SAN DIEGO (CNS) – San Diego County public health officials reported 236 new COVID-19 cases and six deaths Wednesday, raising the county’s totals to 33,393 cases and 608 deaths.
Five women and one man died between July 28 and Aug. 11. Their ages ranged from 66 to 96 and all had underlying medical conditions. Of the deaths reported thus far during the pandemic, 96% had some underlying medical condition.
Of the 7,339 tests reported Wednesday, 3% returned positive, lowering the 14-day positive testing rate to 4.7%, well below the state’s target of 8% or fewer. The 7-day rolling average of tests is 8,413 daily.
A new COVID-19 testing site began operating Wednesday at the San Ysidro Port of Entry PedEast crossing.
The free testing site will operate from 6:30 a.m. to 10:30 a.m. Monday through Friday and will focus on testing essential workers and American citizens who live in Tijuana, according to San Diego County health officials.
No appointments are necessary at the walk-up site, which aims to offer about 200 tests daily. People getting tested will not be asked about their immigration status or who lives with them, health officials said.
“We know that communities in South Bay have been hit the hardest by COVID-19,” said Dr. Wilma Wooten, the county’s public health officer. “The location was selected because of the increase in cases in the region and the number of people, especially essential workers who cross daily.”
Of the total positive cases in the county, 2,792 — or 8.4% — have required hospitalization since the pandemic began, and 696 — or 2.1% — were admitted to an intensive care unit.
The county’s case rate per 100,000 residents as of Wednesday is 94.2. This is below the metric of 100 cases per 100,000 people set by the state. This is the first time the case rate has been below 100 since the county was placed on the state’s County Monitoring List on July 3.
San Diego County would need to report a case rate of 100 or below for three days to get off the state’s county monitoring list and a case rate of 100 or below for an additional 14 days before schools grades 7-12 can reopen. No other businesses can reopen after the 17 days unless the state provides further guidance.
County health officials also reported two community outbreaks Wednesday, bringing the number of outbreaks in the past week to 26.
The latest outbreaks were reported in a grocery store and a manufacturing setting, according to the county Health and Human Services Agency.
The number of community outbreaks remains well above the county’s goal of fewer than seven in a seven-day span. An outbreak is defined as three or more COVID-19 cases in a setting and in people of different households in the past 14 days.
Supervisor Nathan Fletcher said Tuesday that the county’s partnerships with its 18 incorporated communities were allowing law enforcement to step up efforts to punish egregious violators of public health orders.

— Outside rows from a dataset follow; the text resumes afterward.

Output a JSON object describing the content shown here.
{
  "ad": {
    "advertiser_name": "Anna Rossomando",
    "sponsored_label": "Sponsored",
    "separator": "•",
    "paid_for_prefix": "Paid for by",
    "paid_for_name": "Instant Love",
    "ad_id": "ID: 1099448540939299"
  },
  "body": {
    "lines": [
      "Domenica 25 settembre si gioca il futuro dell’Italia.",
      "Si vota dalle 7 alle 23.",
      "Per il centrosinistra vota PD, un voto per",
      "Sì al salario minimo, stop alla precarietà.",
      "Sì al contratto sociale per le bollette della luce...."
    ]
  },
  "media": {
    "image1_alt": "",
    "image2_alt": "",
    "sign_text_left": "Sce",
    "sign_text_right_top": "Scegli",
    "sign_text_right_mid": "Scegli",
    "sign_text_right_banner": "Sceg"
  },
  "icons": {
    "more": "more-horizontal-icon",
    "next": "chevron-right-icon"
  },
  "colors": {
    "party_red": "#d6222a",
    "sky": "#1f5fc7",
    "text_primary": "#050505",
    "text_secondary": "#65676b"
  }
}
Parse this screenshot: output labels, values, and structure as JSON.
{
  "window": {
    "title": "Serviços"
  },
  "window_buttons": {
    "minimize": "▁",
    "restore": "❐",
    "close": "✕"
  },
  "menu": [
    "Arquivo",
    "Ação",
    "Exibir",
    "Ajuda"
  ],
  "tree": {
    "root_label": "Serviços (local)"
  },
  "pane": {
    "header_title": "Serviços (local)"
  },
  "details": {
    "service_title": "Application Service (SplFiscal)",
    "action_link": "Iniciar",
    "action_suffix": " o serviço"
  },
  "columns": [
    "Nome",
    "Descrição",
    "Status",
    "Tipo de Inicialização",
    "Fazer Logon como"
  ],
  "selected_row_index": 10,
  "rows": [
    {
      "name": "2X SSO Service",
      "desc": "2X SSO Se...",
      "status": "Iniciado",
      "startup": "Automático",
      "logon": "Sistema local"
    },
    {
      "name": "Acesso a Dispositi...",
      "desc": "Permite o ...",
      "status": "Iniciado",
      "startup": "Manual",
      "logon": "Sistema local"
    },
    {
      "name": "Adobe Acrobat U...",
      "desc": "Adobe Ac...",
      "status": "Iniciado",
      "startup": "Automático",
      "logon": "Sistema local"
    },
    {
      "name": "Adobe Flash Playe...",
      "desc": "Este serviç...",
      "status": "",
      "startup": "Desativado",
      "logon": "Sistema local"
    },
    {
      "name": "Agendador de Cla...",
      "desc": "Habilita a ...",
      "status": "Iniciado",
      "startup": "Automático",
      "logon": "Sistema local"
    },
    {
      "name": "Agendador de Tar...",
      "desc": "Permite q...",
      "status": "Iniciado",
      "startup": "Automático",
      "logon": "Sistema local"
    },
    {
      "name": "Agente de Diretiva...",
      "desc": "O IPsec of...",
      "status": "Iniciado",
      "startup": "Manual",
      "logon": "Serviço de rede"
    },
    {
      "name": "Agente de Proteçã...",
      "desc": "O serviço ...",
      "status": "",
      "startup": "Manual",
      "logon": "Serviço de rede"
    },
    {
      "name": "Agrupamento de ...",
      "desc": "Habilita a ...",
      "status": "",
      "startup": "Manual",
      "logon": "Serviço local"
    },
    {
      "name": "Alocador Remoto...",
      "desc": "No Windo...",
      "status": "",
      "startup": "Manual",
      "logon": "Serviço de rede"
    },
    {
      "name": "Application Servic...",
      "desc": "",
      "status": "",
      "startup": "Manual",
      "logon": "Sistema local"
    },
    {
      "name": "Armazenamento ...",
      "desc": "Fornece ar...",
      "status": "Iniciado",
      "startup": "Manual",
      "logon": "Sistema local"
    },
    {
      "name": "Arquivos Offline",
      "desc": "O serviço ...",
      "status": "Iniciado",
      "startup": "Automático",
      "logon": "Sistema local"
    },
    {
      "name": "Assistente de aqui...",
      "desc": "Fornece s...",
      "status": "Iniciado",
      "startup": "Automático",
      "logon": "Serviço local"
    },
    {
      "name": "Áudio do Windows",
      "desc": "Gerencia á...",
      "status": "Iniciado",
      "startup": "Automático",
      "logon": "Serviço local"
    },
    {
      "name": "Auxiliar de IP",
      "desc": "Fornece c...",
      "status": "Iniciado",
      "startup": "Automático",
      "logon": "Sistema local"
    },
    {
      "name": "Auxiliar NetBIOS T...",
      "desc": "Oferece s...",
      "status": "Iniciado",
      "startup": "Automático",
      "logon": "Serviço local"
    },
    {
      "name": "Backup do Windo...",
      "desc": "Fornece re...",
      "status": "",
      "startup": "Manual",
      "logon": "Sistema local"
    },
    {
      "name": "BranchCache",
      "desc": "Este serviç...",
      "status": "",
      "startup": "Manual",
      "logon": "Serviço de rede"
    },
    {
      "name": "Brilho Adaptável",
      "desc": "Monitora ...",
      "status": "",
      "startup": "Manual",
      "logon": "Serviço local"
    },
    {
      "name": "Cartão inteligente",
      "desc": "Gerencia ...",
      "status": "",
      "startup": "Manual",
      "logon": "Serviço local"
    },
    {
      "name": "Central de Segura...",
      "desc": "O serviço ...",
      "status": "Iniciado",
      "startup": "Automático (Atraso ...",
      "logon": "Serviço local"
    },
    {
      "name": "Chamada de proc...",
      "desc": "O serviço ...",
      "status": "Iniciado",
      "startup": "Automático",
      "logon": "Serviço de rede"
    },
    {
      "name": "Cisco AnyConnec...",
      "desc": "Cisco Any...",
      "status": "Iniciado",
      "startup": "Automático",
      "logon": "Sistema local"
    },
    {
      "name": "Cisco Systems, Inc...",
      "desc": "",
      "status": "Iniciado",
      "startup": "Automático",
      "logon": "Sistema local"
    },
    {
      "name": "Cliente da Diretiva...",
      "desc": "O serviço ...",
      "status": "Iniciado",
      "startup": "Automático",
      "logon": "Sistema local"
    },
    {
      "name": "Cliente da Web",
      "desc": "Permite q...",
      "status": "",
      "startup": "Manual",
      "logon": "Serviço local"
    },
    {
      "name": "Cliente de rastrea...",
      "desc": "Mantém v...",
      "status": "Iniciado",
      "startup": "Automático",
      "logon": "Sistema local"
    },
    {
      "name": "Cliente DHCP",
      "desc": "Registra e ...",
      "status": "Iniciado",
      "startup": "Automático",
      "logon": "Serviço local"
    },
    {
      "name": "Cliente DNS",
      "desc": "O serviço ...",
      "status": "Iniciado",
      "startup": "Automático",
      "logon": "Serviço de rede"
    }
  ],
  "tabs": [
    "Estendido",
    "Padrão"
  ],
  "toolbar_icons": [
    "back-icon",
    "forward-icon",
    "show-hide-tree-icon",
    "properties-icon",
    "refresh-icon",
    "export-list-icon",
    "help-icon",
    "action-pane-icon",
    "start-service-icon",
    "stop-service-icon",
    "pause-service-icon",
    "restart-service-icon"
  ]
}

A visit from county staff is the first action used, followed by a cease-and-desist order and then an order to close. If an entity refuses to close after that order, it will be cited and fined $1,000 — as University Heights gym Boulevard Fitness was on Tuesday, Fletcher said.
“The selfish defiance of the public health orders only hurts those acting in good faith,” he said. “This is not out of a desire to be punitive.”
Fletcher said problems with the state’s electronic reporting system — which has led to a backlog in test results — have mostly been resolved, but a few additional cases might be retroactively added to both local and statewide case totals in coming weeks.
Of all the people hospitalized due to the illness, 71% have been 50 or older. But county residents ages 20-29 have accounted for 25.5% of COVID-19 cases, the highest of any age group, according to county data. That age group is also least likely to take precautionary measures to avoid spreading the illness, officials said.
The age group with the second-highest number of infections — residents ages 30-39 — represents 19% of the county’s COVID-19 cases.